As Erica leaves Theo presses the button on his phone for his secretary and then waits a second for her to respond.
“Yes Mr. Pryce?”
“Get Jimmy Durance on the phone for me.”
“Yes Mr. Pryce.”
“Oh and Joan, how long have you been my secretary?”
“Three months sir.”
“Three months, that has to be a record for me. Tell you what, because I’m in such a good mood today why don’t you buy something nice for yourself co commemorate this occasion, say $500 bucks, put it on the company.”
“That’s very kind of you sir but how would I do that?”
“When you get Jimmy on the phone ask him for my company card number, I know he has it memorized.”
“Yes sir, thank you sir.”
Theo ends the call and walks over to his dry bar and then pours himself a nice healthy glass of Whiskey. He takes a sip and then walks over to his desk waiting for his phone to ring, a moment or two later and it does. Theo reaches down and hit’s the speaker button, beginning the call.
“Jimmy my boy, how the hell are you?”
“Good Theo, very good.”
“Theo? We are on a first name basis already? Just because you are in Executive training and your balls have dropped don’t forget where you came from, you will always be the guy who made shit coffee.”
“Yes sir.”
“Good, very good. Now, I heard you saved the deal with our small dicked, slanty eyed friends in the West.”
“Who said that?”
“Erica.”
“Well I wouldn’t say saved sir, more like, helped to nudge them along and see that they were truly valued customers for Pryce Industries.”
“I see. Well you did good Jimmy. I just wanted to tell you that. When are you back in town?”
“Not sure to be honest, things here are rather busy as I am sure you can imagine.”

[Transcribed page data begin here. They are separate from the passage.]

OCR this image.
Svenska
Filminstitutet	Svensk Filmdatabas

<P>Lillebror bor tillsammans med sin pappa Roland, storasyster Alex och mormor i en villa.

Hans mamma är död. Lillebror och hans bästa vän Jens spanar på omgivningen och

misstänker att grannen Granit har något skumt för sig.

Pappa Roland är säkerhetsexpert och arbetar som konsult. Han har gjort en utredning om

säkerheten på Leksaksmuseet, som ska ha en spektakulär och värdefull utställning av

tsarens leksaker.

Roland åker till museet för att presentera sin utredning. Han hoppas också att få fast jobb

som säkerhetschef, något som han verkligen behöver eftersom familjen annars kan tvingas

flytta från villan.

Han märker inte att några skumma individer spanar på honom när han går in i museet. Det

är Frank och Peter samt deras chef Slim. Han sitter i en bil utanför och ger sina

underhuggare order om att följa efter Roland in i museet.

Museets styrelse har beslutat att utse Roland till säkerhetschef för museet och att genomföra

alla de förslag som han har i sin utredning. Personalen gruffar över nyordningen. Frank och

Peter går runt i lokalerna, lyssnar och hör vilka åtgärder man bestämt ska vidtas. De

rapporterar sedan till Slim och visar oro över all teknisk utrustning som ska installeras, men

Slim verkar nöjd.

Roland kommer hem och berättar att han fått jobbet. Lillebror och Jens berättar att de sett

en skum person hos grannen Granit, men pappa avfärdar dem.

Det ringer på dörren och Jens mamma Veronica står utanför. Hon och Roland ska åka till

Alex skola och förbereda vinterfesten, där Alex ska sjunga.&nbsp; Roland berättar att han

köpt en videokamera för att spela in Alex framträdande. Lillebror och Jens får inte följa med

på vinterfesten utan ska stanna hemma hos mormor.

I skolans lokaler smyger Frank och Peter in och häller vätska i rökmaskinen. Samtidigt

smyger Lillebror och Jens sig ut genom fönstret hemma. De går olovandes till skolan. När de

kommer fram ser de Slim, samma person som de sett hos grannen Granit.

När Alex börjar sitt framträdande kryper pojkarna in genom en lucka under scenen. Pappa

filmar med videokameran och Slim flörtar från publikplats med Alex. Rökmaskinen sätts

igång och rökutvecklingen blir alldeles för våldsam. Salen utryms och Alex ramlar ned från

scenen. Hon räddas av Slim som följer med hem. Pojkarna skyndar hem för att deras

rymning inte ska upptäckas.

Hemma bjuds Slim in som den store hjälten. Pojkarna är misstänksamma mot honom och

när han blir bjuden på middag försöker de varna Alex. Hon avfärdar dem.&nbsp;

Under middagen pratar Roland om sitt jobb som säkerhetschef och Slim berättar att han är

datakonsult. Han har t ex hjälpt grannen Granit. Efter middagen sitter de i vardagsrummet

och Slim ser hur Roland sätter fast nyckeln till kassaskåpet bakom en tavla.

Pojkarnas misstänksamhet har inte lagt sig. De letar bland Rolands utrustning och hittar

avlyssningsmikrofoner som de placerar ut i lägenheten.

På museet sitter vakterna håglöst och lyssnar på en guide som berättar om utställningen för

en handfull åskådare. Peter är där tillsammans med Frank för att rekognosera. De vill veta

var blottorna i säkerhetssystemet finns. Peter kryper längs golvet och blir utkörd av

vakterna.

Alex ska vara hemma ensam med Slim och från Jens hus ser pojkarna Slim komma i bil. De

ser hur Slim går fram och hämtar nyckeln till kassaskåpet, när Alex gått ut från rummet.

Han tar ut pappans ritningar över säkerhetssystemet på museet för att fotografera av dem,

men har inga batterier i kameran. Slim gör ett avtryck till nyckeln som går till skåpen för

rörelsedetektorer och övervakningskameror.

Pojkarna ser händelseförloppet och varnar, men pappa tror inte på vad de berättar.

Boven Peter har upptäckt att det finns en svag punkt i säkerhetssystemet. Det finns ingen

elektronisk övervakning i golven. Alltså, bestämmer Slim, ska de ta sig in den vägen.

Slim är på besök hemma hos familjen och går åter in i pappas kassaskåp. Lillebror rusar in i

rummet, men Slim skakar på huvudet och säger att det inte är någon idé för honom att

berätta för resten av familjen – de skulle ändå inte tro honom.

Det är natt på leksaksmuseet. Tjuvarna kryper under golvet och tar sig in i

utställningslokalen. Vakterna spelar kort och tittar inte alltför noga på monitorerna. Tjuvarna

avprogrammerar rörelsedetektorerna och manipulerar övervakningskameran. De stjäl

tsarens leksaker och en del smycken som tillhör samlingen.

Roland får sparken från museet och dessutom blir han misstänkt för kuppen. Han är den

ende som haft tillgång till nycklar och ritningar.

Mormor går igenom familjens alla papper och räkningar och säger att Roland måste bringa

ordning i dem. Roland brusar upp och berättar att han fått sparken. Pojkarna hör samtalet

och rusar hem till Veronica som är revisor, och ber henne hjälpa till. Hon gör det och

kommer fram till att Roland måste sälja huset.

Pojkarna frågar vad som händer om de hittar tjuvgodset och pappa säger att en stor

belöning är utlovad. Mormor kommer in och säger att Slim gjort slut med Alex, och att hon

“Well they certainly should be. That’s the only way you’ll learn. Take care Jimmy.”
“Thank you. You too sir.”
Theo finishes off his Whiskey which he had been sipping during his call with Jimmy. He walks over to the dry bar to return the glass and then walks over to his couch and decides that after 15 minutes of work it’s time for a nap. The life of a CEO.